The show’s display cases reward close inspection. A photograph shows O’Grady as her performance persona Mlle. Bourgeoise Noire (1980-83). With sass and style, O’Grady spoofed the look of a high-society debutante to invade New York’s then-segregated black and white art scenes. Wearing a tiara and a white gown made out of 180 pairs of white gloves, she arrived with her own master of ceremonies, art critic, and paparazzi. While shouting her poems of protest, she snapped a white cat-o’-nine-tails, “the whip that made plantations move.”
Documents from the Lorraine O’Grady papers of the Wellesley College Archives show a level of planning fit for a siege, including a step-by-step storyboard. A sympathetic Village Voice article reports her “intervention.”
On the gallery walls at the Carpenter Center are diptychs from the “Miscegenated Family Album” series, in which O’Grady pairs images of her sister and nieces from family photo albums with those of Nefertiti and her daughters. The three pairings show poignant similarities between families separated by millennia. Other works evoke unease. A video, “Landscape (Western Hemisphere),” 2010/2011, focuses on O’Grady’s hair as it churns to the sounds of wind and cawing wildlife. A 1991/2012 diptych, “Body Is the Ground of My Experience (The Clearing: or Cortez and La Malinche, Thomas Jefferson and Sally Hemings, N. and Me),” is a surreal composite of erotic dream and nightmare that alludes to the unacknowledged relationships that created culture in the Western Hemisphere.

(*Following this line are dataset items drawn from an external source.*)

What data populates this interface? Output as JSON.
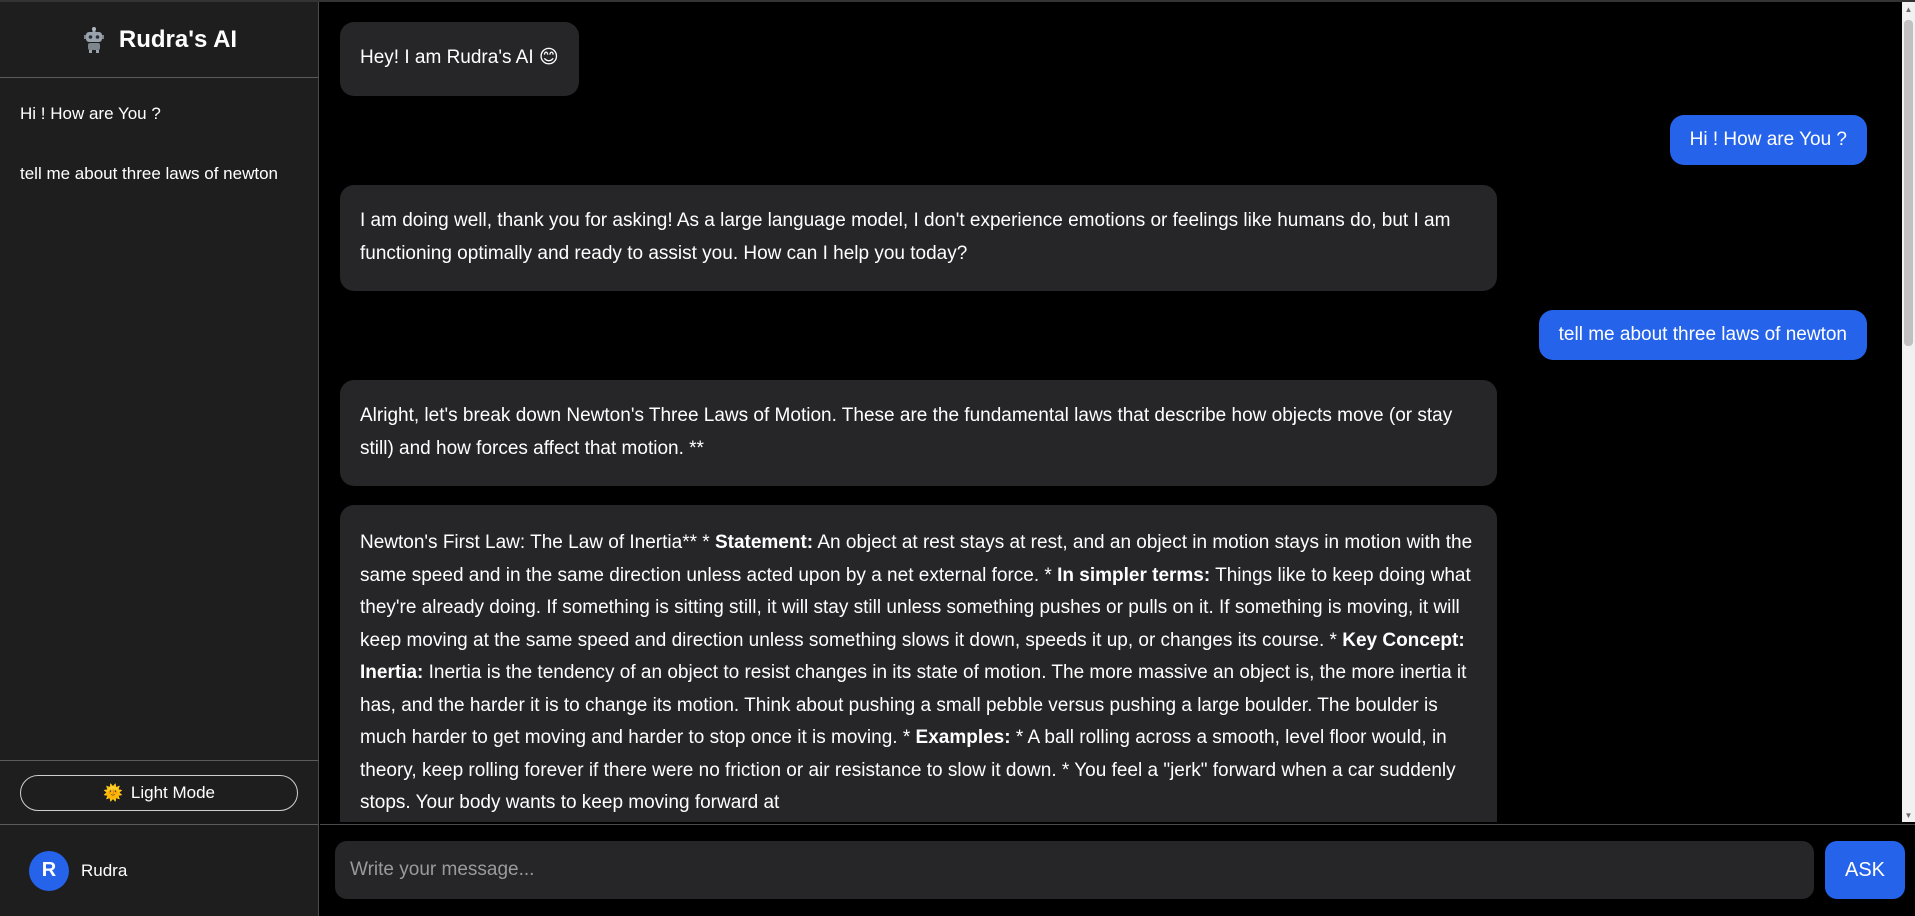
{
  "sidebar": {
    "brand_icon": "robot-icon",
    "title": "Rudra's AI",
    "history": [
      {
        "label": "Hi ! How are You ?"
      },
      {
        "label": "tell me about three laws of newton"
      }
    ],
    "theme_icon": "sun-icon",
    "theme_label": "Light Mode",
    "user": {
      "initial": "R",
      "name": "Rudra"
    }
  },
  "chat": {
    "messages": [
      {
        "role": "bot",
        "text": "Hey! I am Rudra's AI 😊"
      },
      {
        "role": "user",
        "text": "Hi ! How are You ?"
      },
      {
        "role": "bot",
        "text": "I am doing well, thank you for asking! As a large language model, I don't experience emotions or feelings like humans do, but I am functioning optimally and ready to assist you. How can I help you today?"
      },
      {
        "role": "user",
        "text": "tell me about three laws of newton"
      },
      {
        "role": "bot",
        "text": "Alright, let's break down Newton's Three Laws of Motion. These are the fundamental laws that describe how objects move (or stay still) and how forces affect that motion. **"
      }
    ],
    "long_message": {
      "p1": "Newton's First Law: The Law of Inertia** * ",
      "b1": "Statement:",
      "p2": " An object at rest stays at rest, and an object in motion stays in motion with the same speed and in the same direction unless acted upon by a net external force. * ",
      "b2": "In simpler terms:",
      "p3": " Things like to keep doing what they're already doing. If something is sitting still, it will stay still unless something pushes or pulls on it. If something is moving, it will keep moving at the same speed and direction unless something slows it down, speeds it up, or changes its course. * ",
      "b3": "Key Concept: Inertia:",
      "p4": " Inertia is the tendency of an object to resist changes in its state of motion. The more massive an object is, the more inertia it has, and the harder it is to change its motion. Think about pushing a small pebble versus pushing a large boulder. The boulder is much harder to get moving and harder to stop once it is moving. * ",
      "b4": "Examples:",
      "p5": " * A ball rolling across a smooth, level floor would, in theory, keep rolling forever if there were no friction or air resistance to slow it down. * You feel a \"jerk\" forward when a car suddenly stops. Your body wants to keep moving forward at"
    }
  },
  "composer": {
    "placeholder": "Write your message...",
    "ask_label": "ASK"
  },
  "colors": {
    "accent": "#2563eb",
    "sidebar_bg": "#1e1e1f",
    "bubble_bg": "#262628",
    "page_bg": "#000000"
  }
}
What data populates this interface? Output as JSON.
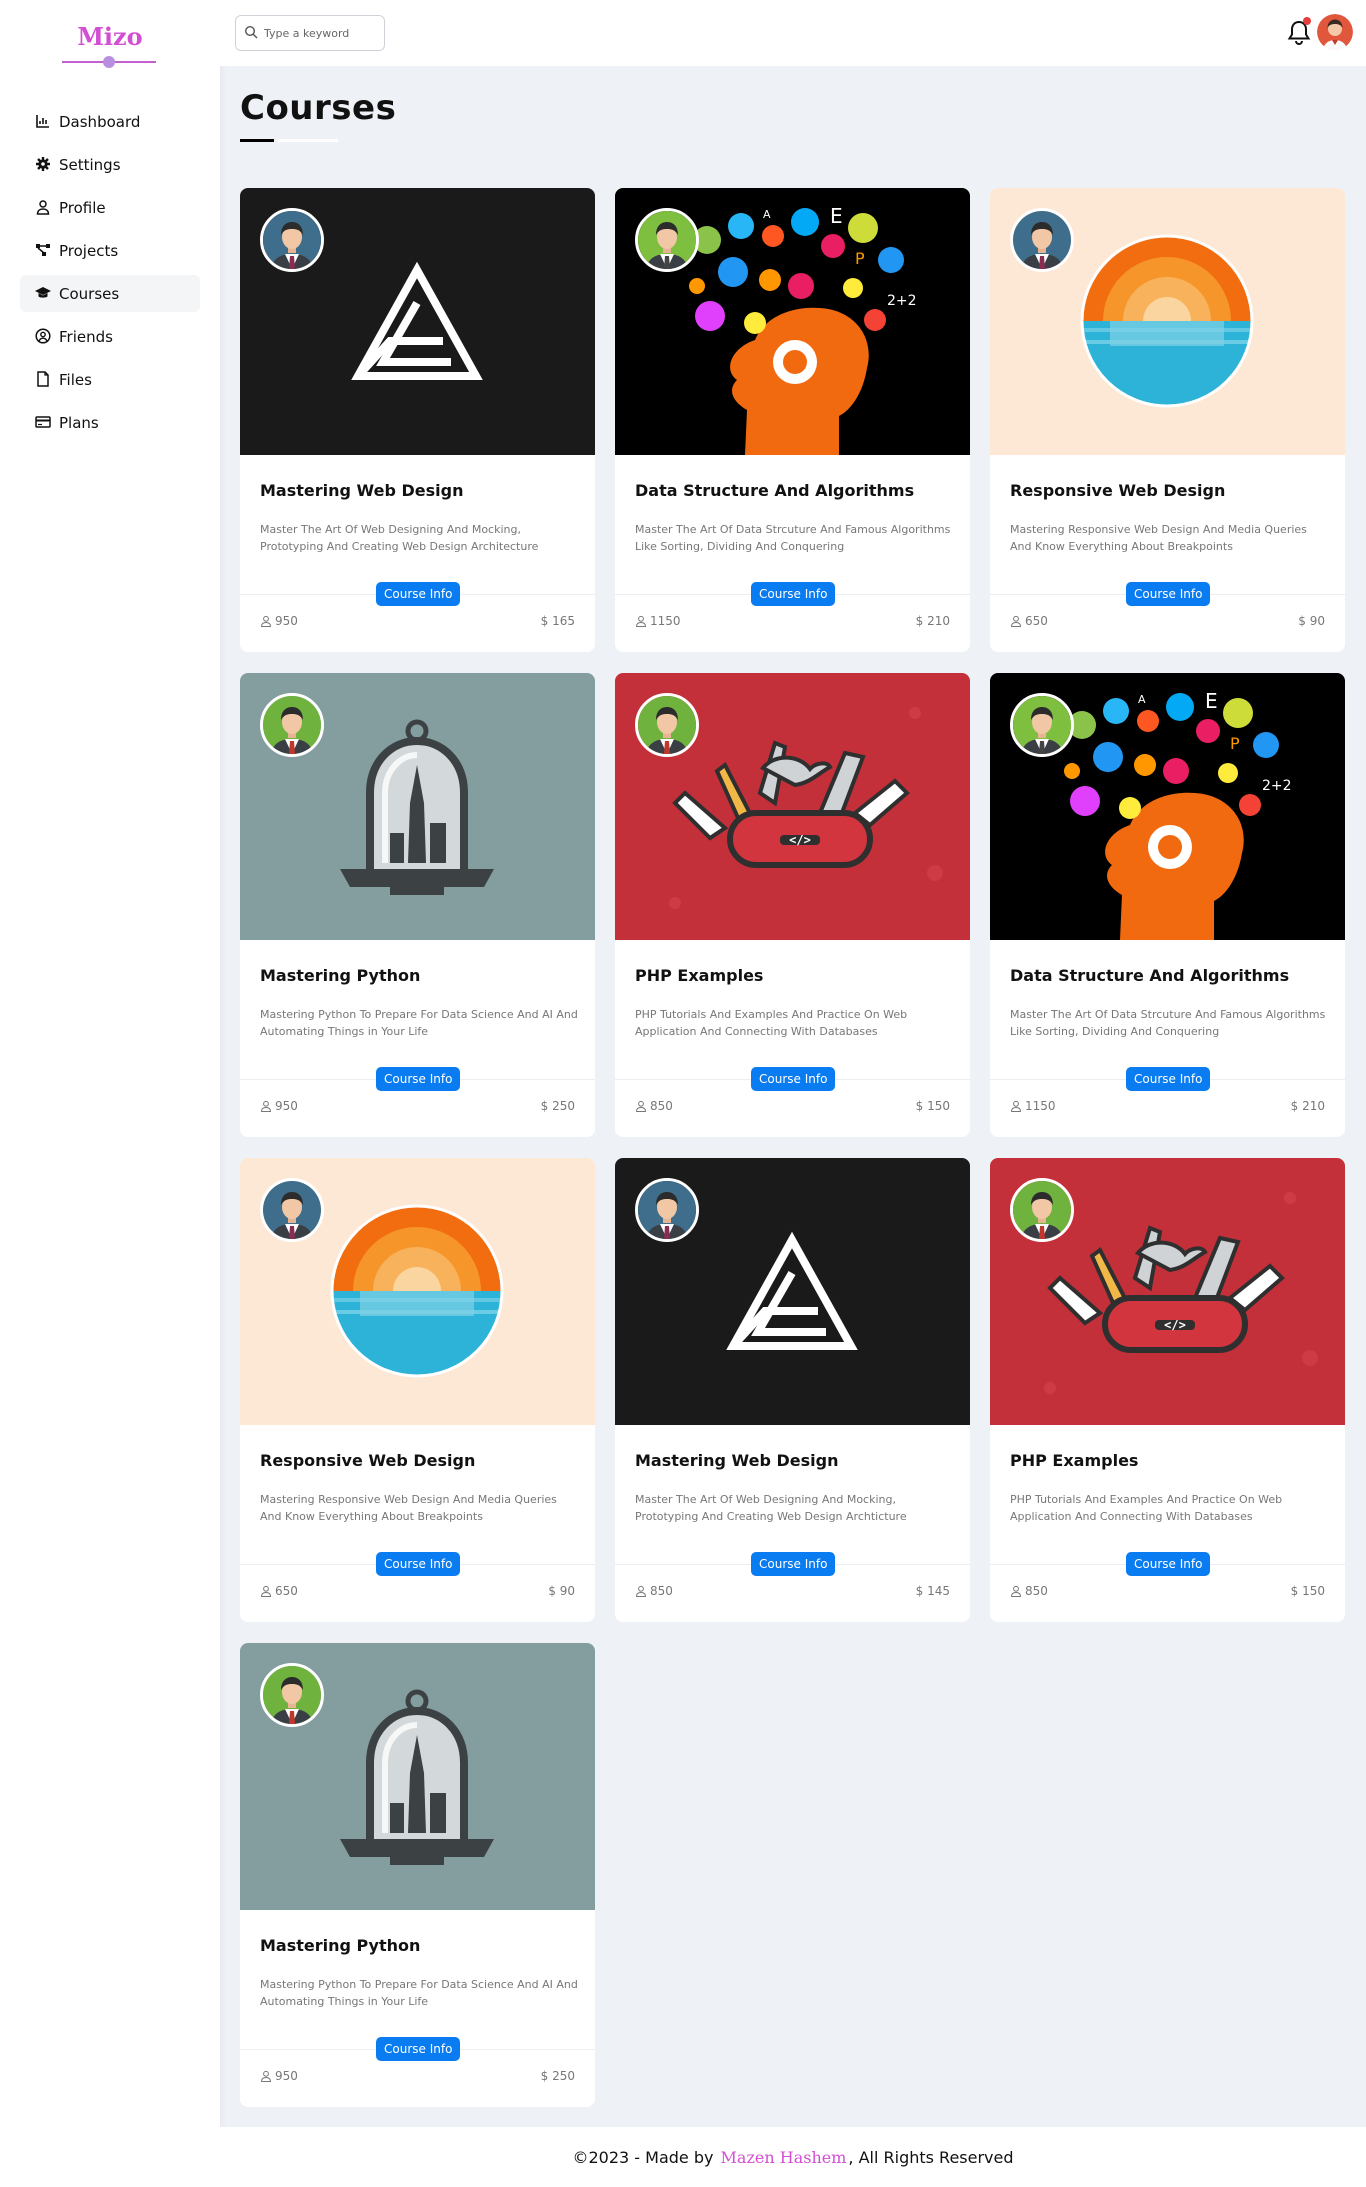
{
  "brand": {
    "name": "Mizo",
    "color": "#d24fd4"
  },
  "sidebar": {
    "items": [
      {
        "label": "Dashboard",
        "icon": "chart-icon",
        "active": false
      },
      {
        "label": "Settings",
        "icon": "gear-icon",
        "active": false
      },
      {
        "label": "Profile",
        "icon": "user-icon",
        "active": false
      },
      {
        "label": "Projects",
        "icon": "diagram-icon",
        "active": false
      },
      {
        "label": "Courses",
        "icon": "graduation-cap-icon",
        "active": true
      },
      {
        "label": "Friends",
        "icon": "circle-user-icon",
        "active": false
      },
      {
        "label": "Files",
        "icon": "file-icon",
        "active": false
      },
      {
        "label": "Plans",
        "icon": "credit-card-icon",
        "active": false
      }
    ]
  },
  "header": {
    "search_placeholder": "Type a keyword",
    "notification_icon": "bell-icon",
    "notification_dot_color": "#e43d3d"
  },
  "page": {
    "title": "Courses"
  },
  "button_color": "#0a7cf2",
  "courses": [
    {
      "title": "Mastering Web Design",
      "description": "Master The Art Of Web Designing And Mocking, Prototyping And Creating Web Design Architecture",
      "button": "Course Info",
      "students": "950",
      "price": "$ 165",
      "image": "triangle-logo",
      "avatar": "man-blue"
    },
    {
      "title": "Data Structure And Algorithms",
      "description": "Master The Art Of Data Strcuture And Famous Algorithms Like Sorting, Dividing And Conquering",
      "button": "Course Info",
      "students": "1150",
      "price": "$ 210",
      "image": "brain-science",
      "avatar": "woman-green"
    },
    {
      "title": "Responsive Web Design",
      "description": "Mastering Responsive Web Design And Media Queries And Know Everything About Breakpoints",
      "button": "Course Info",
      "students": "650",
      "price": "$ 90",
      "image": "sunset-circle",
      "avatar": "man-blue"
    },
    {
      "title": "Mastering Python",
      "description": "Mastering Python To Prepare For Data Science And AI And Automating Things in Your Life",
      "button": "Course Info",
      "students": "950",
      "price": "$ 250",
      "image": "bell-jar-city",
      "avatar": "man-green"
    },
    {
      "title": "PHP Examples",
      "description": "PHP Tutorials And Examples And Practice On Web Application And Connecting With Databases",
      "button": "Course Info",
      "students": "850",
      "price": "$ 150",
      "image": "swiss-knife-code",
      "avatar": "man-green"
    },
    {
      "title": "Data Structure And Algorithms",
      "description": "Master The Art Of Data Strcuture And Famous Algorithms Like Sorting, Dividing And Conquering",
      "button": "Course Info",
      "students": "1150",
      "price": "$ 210",
      "image": "brain-science",
      "avatar": "woman-green"
    },
    {
      "title": "Responsive Web Design",
      "description": "Mastering Responsive Web Design And Media Queries And Know Everything About Breakpoints",
      "button": "Course Info",
      "students": "650",
      "price": "$ 90",
      "image": "sunset-circle",
      "avatar": "man-blue"
    },
    {
      "title": "Mastering Web Design",
      "description": "Master The Art Of Web Designing And Mocking, Prototyping And Creating Web Design Archticture",
      "button": "Course Info",
      "students": "850",
      "price": "$ 145",
      "image": "triangle-logo",
      "avatar": "man-blue"
    },
    {
      "title": "PHP Examples",
      "description": "PHP Tutorials And Examples And Practice On Web Application And Connecting With Databases",
      "button": "Course Info",
      "students": "850",
      "price": "$ 150",
      "image": "swiss-knife-code",
      "avatar": "man-green"
    },
    {
      "title": "Mastering Python",
      "description": "Mastering Python To Prepare For Data Science And AI And Automating Things in Your Life",
      "button": "Course Info",
      "students": "950",
      "price": "$ 250",
      "image": "bell-jar-city",
      "avatar": "man-green"
    }
  ],
  "footer": {
    "prefix": "©2023 - Made by",
    "author": "Mazen Hashem",
    "suffix": ", All Rights Reserved"
  }
}
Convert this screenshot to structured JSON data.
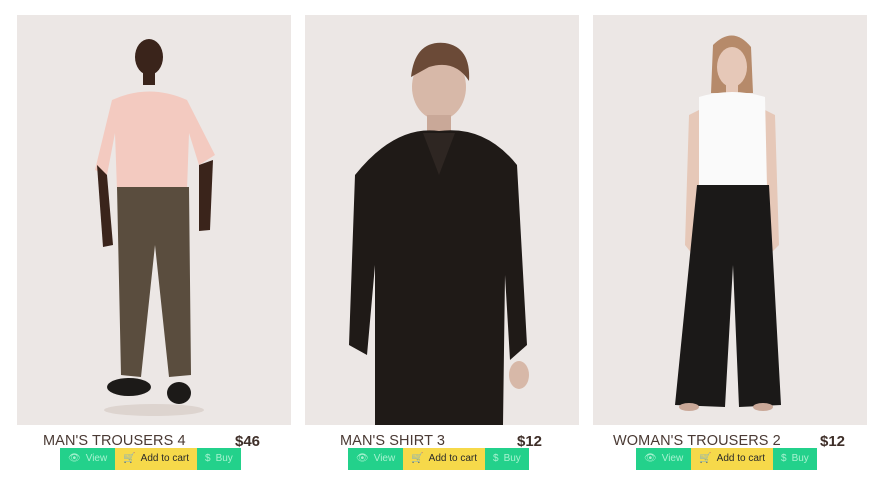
{
  "products": [
    {
      "name": "MAN'S TROUSERS 4",
      "price": "$46",
      "actions": {
        "view": "View",
        "add_to_cart": "Add to cart",
        "buy": "Buy"
      }
    },
    {
      "name": "MAN'S SHIRT 3",
      "price": "$12",
      "actions": {
        "view": "View",
        "add_to_cart": "Add to cart",
        "buy": "Buy"
      }
    },
    {
      "name": "WOMAN'S TROUSERS 2",
      "price": "$12",
      "actions": {
        "view": "View",
        "add_to_cart": "Add to cart",
        "buy": "Buy"
      }
    }
  ],
  "icons": {
    "view": "eye-icon",
    "cart": "cart-icon",
    "buy": "dollar-icon"
  },
  "colors": {
    "photo_bg": "#ece7e5",
    "green": "#23d18b",
    "yellow": "#f6d94a",
    "text": "#4a3a34"
  }
}
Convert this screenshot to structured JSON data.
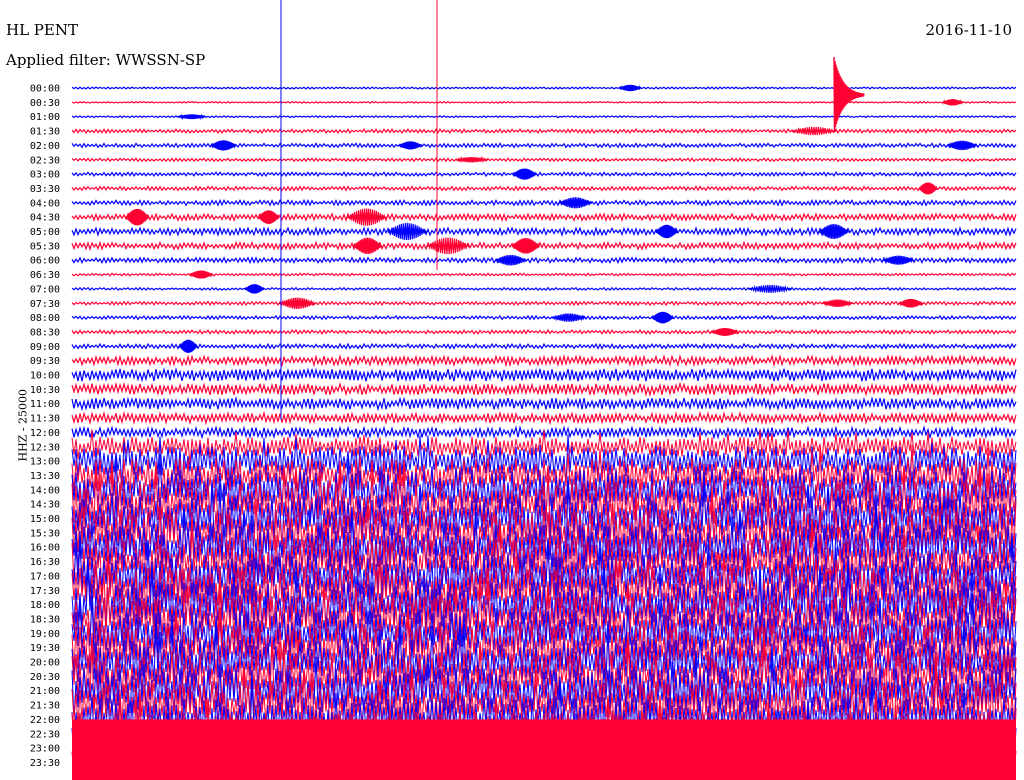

Showing an image that is also in the exhibition, O’Grady said, “This is my first self-portrait.” Titled “The Fir-Palm” (1991/2012), the photomontage fuses the branches of a New England fir onto the trunk of a Caribbean palm tree that sprouts from a black woman’s navel.
Advocating hybrids of all kinds, O’Grady concluded by pointing out that Egypt fulfilled its potential as a great civilization by uniting the disparate cultures of the Northern and Southern Kingdoms. “Only when united,” said O’Grady, “did Egypt become itself, a new, fully integrated culture that didn’t see race.”